Diagram of the inhibition of TLR4 activation by gambogic acid. Gambogic acid disrupts the interaction of lipopolysaccharides (LPS, ligand) with toll-like receptor 4/myeloid differentiation factor 2 complex (TLR4/MD2 complex, receptor).

DISCUSSION

It has been shown that sulforaphane (1-isothiocyanato-4-(methylasulfinyl)-butane), abundant in cruciferous vegetables such as broccoli and cauliflower, interferes with the binding of LPS to MD2 (8). In addition, caffeic acid phenethyl ester found in natural materials such as propolis, is able to interrupt LPS interaction with the TLR4/MD2 complex by forming a covalent adduct with Cys133 in the MD2 hydrophobic pocket (5). These findings suggest that LPS binding with MD2 is an efficient therapeutic target in the regulation of TLR4 activation. In this study, we identified MD2 as a new anti-inflammatory target of gambogic acid, and demonstrated that gambogic acid interferes with LPS binding to the MD2 complex, leading to down-regulation of TLR4 activation. This was demonstrated by an in vitro binding assay using biotinylated LPS and recombinant MD2 as well as co-localization of LPS and MD2 through confocal microscopic analysis. In contrast, kinase activity of TBK1 as determined by an in vitro binding assay using recombinant TBK1 was not reduced by gambogic acid. Our study suggests that gambogic acid could be used as a valuable agent in preventing inflammatory diseases associated with TLR4 activation by LPS.

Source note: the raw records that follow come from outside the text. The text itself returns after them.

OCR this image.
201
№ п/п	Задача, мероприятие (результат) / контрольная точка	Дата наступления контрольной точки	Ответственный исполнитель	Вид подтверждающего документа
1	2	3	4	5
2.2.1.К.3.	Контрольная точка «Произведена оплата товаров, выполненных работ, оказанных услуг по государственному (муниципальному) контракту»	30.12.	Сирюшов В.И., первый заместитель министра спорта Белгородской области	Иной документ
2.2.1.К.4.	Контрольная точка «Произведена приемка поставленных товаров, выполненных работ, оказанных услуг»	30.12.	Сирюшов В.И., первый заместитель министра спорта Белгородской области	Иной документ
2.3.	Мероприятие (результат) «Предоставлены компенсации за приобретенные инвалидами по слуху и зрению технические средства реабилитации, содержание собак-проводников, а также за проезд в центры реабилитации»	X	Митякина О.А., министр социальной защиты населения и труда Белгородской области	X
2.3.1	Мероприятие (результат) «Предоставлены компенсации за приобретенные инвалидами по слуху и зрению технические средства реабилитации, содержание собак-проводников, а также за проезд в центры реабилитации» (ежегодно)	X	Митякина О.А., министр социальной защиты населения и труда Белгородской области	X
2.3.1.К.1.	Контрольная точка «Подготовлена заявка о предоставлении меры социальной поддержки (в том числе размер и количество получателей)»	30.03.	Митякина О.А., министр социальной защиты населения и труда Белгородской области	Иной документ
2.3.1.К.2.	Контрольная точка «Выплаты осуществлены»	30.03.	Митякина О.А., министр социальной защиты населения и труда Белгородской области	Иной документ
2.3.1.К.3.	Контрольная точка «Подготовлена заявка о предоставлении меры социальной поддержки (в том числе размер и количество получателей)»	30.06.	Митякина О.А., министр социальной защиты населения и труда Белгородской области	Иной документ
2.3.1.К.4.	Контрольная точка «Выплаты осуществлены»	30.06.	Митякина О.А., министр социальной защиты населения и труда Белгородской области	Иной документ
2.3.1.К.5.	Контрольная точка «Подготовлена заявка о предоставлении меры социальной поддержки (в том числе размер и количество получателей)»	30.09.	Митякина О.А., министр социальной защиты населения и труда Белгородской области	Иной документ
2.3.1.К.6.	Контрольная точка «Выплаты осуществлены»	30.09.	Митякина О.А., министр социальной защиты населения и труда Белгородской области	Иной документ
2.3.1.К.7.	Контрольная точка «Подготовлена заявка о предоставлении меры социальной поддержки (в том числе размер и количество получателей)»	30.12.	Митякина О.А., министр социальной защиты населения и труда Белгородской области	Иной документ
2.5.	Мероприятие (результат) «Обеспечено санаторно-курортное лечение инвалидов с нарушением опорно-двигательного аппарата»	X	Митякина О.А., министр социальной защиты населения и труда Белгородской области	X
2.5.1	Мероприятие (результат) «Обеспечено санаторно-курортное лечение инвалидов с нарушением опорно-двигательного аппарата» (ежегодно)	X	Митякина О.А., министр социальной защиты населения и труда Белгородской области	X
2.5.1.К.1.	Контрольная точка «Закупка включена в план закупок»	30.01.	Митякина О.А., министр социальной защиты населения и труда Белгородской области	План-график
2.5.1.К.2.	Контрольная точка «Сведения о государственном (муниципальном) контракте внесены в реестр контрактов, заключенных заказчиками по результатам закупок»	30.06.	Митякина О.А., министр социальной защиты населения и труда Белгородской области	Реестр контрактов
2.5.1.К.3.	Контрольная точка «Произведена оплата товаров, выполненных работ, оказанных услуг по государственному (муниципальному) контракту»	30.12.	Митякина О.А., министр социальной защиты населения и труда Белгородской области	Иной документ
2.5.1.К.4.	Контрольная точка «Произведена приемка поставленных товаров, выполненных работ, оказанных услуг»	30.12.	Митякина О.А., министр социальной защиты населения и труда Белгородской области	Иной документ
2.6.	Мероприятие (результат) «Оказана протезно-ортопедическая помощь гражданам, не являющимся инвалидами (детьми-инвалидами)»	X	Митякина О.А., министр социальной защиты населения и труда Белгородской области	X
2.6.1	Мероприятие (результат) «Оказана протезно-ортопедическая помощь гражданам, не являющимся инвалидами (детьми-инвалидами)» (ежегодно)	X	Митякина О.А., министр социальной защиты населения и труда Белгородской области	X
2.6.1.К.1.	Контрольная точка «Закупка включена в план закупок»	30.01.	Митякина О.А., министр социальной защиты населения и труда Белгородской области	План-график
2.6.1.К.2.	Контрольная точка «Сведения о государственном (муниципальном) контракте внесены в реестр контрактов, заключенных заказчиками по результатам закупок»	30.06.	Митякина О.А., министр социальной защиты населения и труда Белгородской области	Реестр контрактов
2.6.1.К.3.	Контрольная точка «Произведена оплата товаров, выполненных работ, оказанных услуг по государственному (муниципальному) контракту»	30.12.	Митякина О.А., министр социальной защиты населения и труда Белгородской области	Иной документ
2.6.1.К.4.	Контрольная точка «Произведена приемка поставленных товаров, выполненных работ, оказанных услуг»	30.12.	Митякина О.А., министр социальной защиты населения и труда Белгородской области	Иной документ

Down-regulation of TLR4 activation by gambogic acid may culminate in decreased host immunity, resulting in greater susceptibility to gram-negative bacterial infection. Therefore, the immune status of individuals should be considered when gambogic acid is given, especially in cancer patients who, under anti-cancer therapeutics, show reduced immune system activity. These patients would be highly vulnerable to infection by multidrug-resistant gram-negative bacteria and are likely to receive inadequate treatments. A higher mortality rate was observed in gram-negative bacteria infections in patients with febrile neutropenia from cancer chemotherapy (12-14). These suggest a need to pay particular attention to maintaining an immune balance when developing anti-cancer and anti-inflammatory drugs, to prevent an enhanced susceptibility to bacterial infection.